I have kuberentes cluster. One master and one worker. I install metric-server for auto scaling and then i run stress test
$ kubectl run autoscale-test --image=ubuntu:16.04 --requests=cpu=1000m --command sleep 1800
deployment "autoscale-test" created
$ kubectl autoscale deployment autoscale-test --cpu-percent=25 --min=1 --max=5
deployment "autoscale-test" autoscaled
$ kubectl get hpa
NAME REFERENCE TARGETS MINPODS MAXPODS REPLICAS AGE
autoscale-test Deployment/autoscale-test 0% / 25% 1 5 1 1m
$ kubectl get pod
NAME READY STATUS RESTARTS AGE
autoscale-test-59d66dcbf7-9fqr8 1/1 Running 0 9m
kubectl exec autoscale-test-59d66dcbf7-9fqr8 -- apt-get update
kubectl exec autoscale-test-59d66dcbf7-9fqr8 -- apt-get install stress
$ kubectl exec autoscale-test-59d66dcbf7-9fqr8 -- stress --cpu 2 --timeout 600s &
stress: info: [227] dispatching hogs: 2 cpu, 0 io, 0 vm, 0 hdd
everything works fine and the pod was auto scaled but after that the pod that was created by autoscale is still running and they do not terminate after the stress test the hpa shows that the 0% of cpu is in use but the 5 autoscaled pod still running
#kubectl get hpa
NAME REFERENCE TARGETS MINPODS MAXPODS REPLICAS AGE
autoscale-test Deployment/autoscale-test 0%/25% 1 5 5 74m
#kubectl get pods --all-namespaces
NAMESPACE NAME READY STATUS RESTARTS AGE
default autoscale-test-8f4d84bbf-7ddjw 1/1 Running 0 61m
default autoscale-test-8f4d84bbf-bmr59 1/1 Running 0 61m
default autoscale-test-8f4d84bbf-cxt26 1/1 Running 0 61m
default autoscale-test-8f4d84bbf-x9jws 1/1 Running 0 61m
default autoscale-test-8f4d84bbf-zbhvk 1/1 Running 0 71m
I wait for an hour but nothing happen
From the documentation:
--horizontal-pod-autoscaler-downscale-delay: The value for this option is a duration that specifies how long the autoscaler has to wait before another downscale operation can be performed after the current one has completed. The default value is 5 minutes (5m0s).

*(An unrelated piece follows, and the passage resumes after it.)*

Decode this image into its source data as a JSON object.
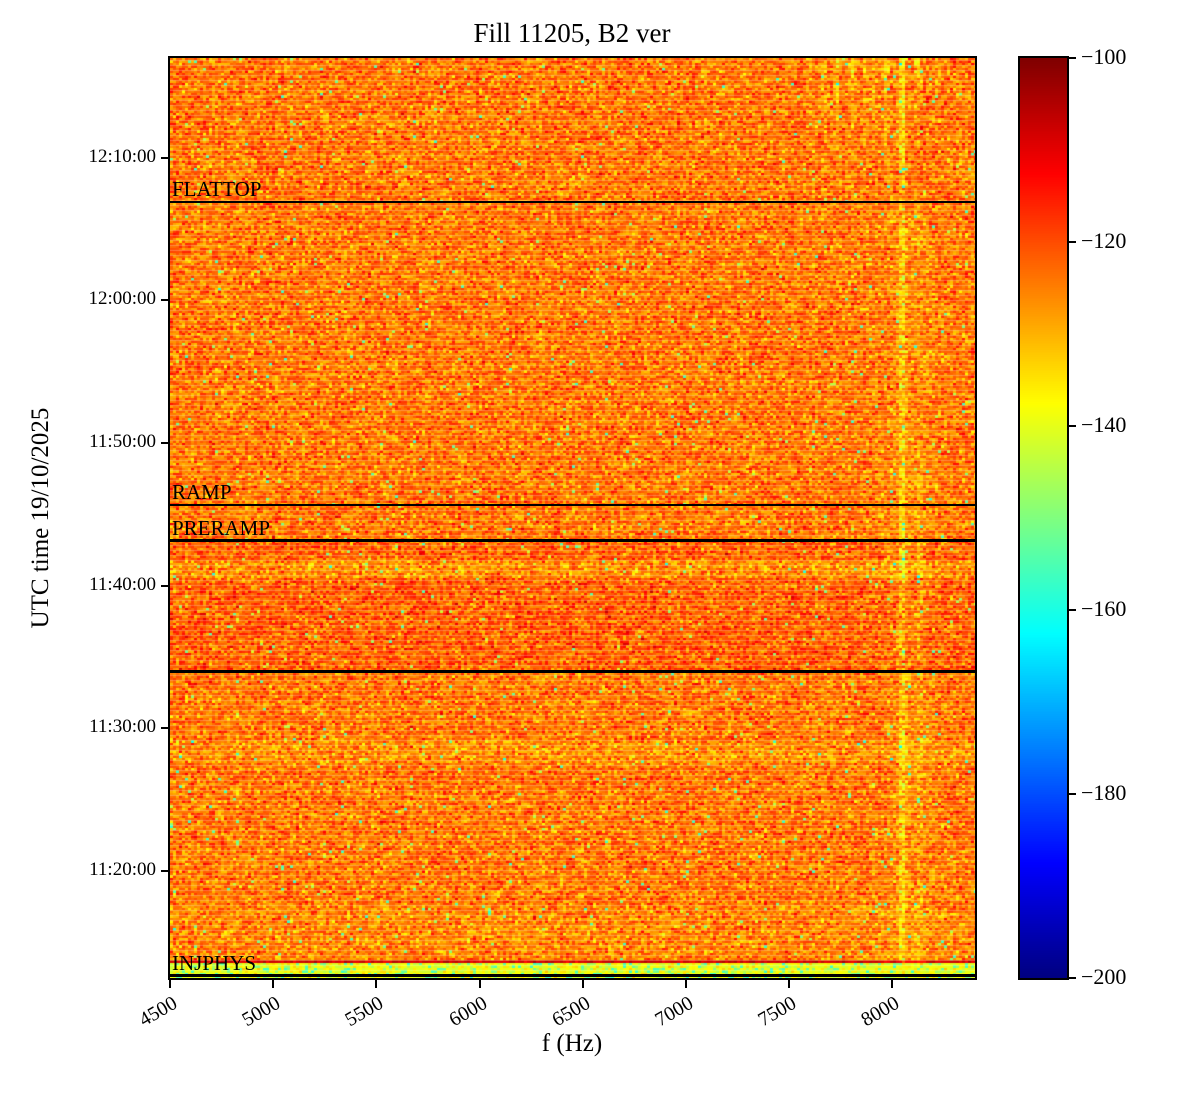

Note: When tuning these parameter values, a cluster operator should be aware of the possible consequences. If the delay (cooldown) value is set too long, there could be complaints that the Horizontal Pod Autoscaler is not responsive to workload changes. However, if the delay value is set too short, the scale of the replicas set may keep thrashing as usual.
Finally, just before HPA scales the target, the scale recommendation is recorded. The controller considers all recommendations within a configurable window choosing the highest recommendation from within that window. This value can be configured using the --horizontal-pod-autoscaler-downscale-stabilization-window flag, which defaults to 5 minutes. This means that scaledowns will occur gradually, smoothing out the impact of rapidly fluctuating metric values.